Prostate cancer patient Theo received a shocking prostate cancer diagnosis six years after a biopsy following a high PSA. Watch as he shares his cancer journey and advice to other prostate cancer patients.
My name is Theo, and I live in Akron, Ohio. In 2009, I was diagnosed with prostate cancer. At 52 years old, this came as a shock as I took good care of myself and worked out regularly. Prior to that, I had a biopsy in 2003 following a high PSA diagnosed by my primary physician.
After the biopsy, no follow-up with care was recommended. I was not asked to return or contacted again by the urologist’s office. When I met with a urologist in 2009, the biopsy showed cancer with a Gleason score of 7. The doctor showed me a chart that revealed I had eleven years to live. I immediately thought of my oldest grandchild, and wondered if I’d be around to see him grow up. I was in disbelief and stunned.
I opted to have surgery following my diagnosis, and though my PSA was then down below one, it began to climb. I followed up with radiation for seven weeks, but my PSA started to climb after completing radiation. Ever since, I have been seeing my medical oncologist every 3 months since 2010.
Since 2019, my PSA has gone up and down but has gone from 53 in May of 2019 to 57 in December of 2020. My doctor has advised not starting hormone treatments until metastasis is found. Confident in my care, I agreed with that advice. I soon discovered that I was not alone. After speaking with members of my church, I discovered other men faced the same diagnosis and varied experiences.
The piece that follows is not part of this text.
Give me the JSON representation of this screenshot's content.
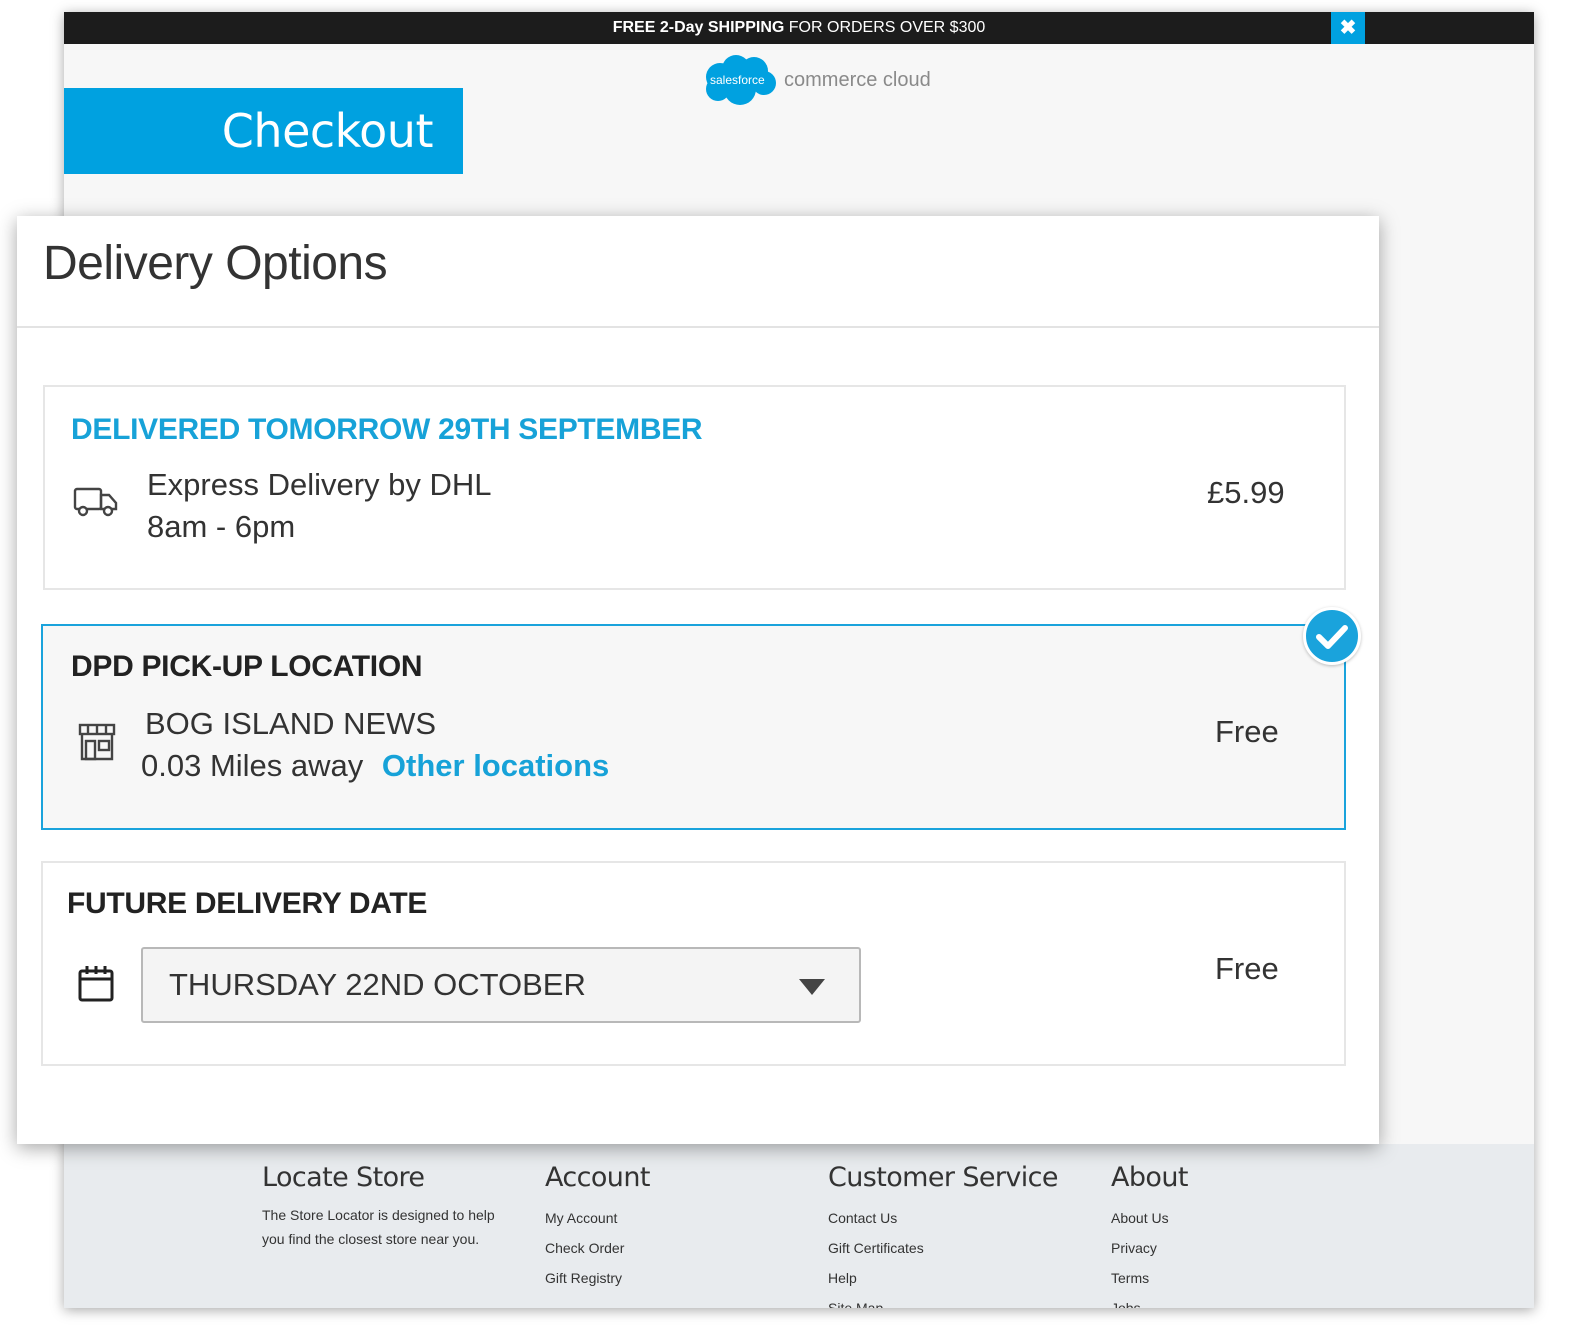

Soon, time became more precious. I was fortunate to have my family with me every step of the way. Seven grandchildren later, that eleven years has now turned into 12 years.
My advice for other prostate cancer patients:
- Be aware that your care team members may have biased opinions based on their fields of expertise.
- Discuss all options with each treatment specialist prior to deciding which course of action to take.
- Connect with others, it can be comforting to know that you share the same experience.
These actions are key to staying on your path to empowerment.